A brick heating stove can be installed with or without a foundation. The lightest construction is assembled into a quarter of a brick (the brick is placed on the edge). In order to give it strength - a frame made of metal corners is used. A massive oven requires a foundation, which should not be connected to the support of the building. In the case of a separate chimney, it also needs its own foundation.

Determining size and power

The level of heat transfer of the heating and cooking stove must exactly fulfill the possible heat losses, which depend on the temperature outside the house, as well as the degree of insulation of walls, windows, doors, and ceilings.

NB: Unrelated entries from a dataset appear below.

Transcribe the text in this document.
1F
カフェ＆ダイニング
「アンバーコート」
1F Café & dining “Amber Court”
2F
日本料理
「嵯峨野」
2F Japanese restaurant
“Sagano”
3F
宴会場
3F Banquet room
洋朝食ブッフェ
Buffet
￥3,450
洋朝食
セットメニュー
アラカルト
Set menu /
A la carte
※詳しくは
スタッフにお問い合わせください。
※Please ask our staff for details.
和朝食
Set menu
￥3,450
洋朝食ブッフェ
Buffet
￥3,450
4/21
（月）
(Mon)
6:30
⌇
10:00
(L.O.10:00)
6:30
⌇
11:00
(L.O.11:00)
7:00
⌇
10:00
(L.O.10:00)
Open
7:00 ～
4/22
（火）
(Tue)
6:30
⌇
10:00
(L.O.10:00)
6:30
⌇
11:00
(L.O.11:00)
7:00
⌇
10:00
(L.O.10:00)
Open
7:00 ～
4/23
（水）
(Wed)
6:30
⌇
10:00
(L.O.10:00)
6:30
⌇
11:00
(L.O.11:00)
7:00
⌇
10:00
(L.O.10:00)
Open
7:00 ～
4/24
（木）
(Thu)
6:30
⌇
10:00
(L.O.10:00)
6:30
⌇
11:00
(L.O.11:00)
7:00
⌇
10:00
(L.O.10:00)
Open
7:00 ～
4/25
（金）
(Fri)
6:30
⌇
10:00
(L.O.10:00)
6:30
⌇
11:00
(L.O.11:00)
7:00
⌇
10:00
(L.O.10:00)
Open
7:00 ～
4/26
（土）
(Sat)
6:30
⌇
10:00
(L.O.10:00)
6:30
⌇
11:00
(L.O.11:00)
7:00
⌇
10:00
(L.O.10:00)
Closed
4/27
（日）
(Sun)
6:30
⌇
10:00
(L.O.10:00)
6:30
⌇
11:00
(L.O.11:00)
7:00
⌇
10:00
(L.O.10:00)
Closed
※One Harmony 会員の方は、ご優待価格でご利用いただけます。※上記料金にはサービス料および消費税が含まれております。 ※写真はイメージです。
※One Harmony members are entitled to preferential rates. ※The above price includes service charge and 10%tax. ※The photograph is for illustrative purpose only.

The size and design of the future furnace determines its power.

Furnace device. Where to begin?

The laying of any furnace cannot be started without a project or drawing, which should include the location and dimensions of the structure, as well as the chimney outlet without disturbing the supporting elements of the structure. It is also necessary to calculate the heat transfer coefficient of the furnace. The scheme or project of the future furnace is compiled on the basis of this calculation.

It is quite difficult to create a project or drawings of a heating and cooking stove on your own, so you can use the services of a design organization or information on the Internet.

Tools and materials

When the furnace project is approved, it is possible to prepare for its laying.

To fold the oven with your own hands, you must have on hand:

  • Stove-maker's hammer (trowel);
  • Master OK;
  • Building level and plumb lines;
  • measuring tape;
  • Cement-sand mortar;
  • Hand power tools (hammer drill, grinder, etc.);
  • Red brick;
  • Refractory brick (fired);
  • Facing brick;
  • Mortar for masonry of clay and sand;
  • Heat-insulating and moisture-proof materials;
  • Furnace fittings and appliances.

Do-it-yourself oven laying. All stages

Like any construction process, laying a stove with your own hands is done in stages.

The scheme of this process includes the following points:

  • Foundation arrangement. The foundation can be laid not from a whole brick, but from a battlefield. The foundation is not used for all furnace structures, but if you are building a Russian or massive furnace, you cannot do without its device.

In no case should the support of the future furnace come into contact with the foundation of the building, since they have different settlements and in case of skew, the furnace may crack and its operation may be disrupted, and this is a fire hazard.

The depth of the foundation depends on the weight of the furnace structure and its design, and the support area must exceed the overall dimensions of the furnace by at least 5 cm around the entire perimeter. The foundation is leveled with two rows of fired bricks on cement mortar to the floor level. When forming the first row of masonry, it is necessary to achieve a flat horizontal surface in accordance with the level, since the quality of the construction of the entire furnace will depend on it. This is followed by a layer of waterproofing, as a material for which ordinary roofing felt or roofing material can be used, the material is laid in two layers.

  • Furnace lining. The first row is laid out on top of the waterproofing. Brickwork from each row should be started without mortar, leaving gaps between the bricks equal to future seams (3 - 5 mm). Next, a mortar is laid in place of the corner brick and leveled with a trowel. The brick itself is immersed in water and kept there until all the air comes out. The “recessed” brick is removed from the water and correctly laid on the mortar with a trowel tapped on it for leveling. Excess solution is removed with a trowel.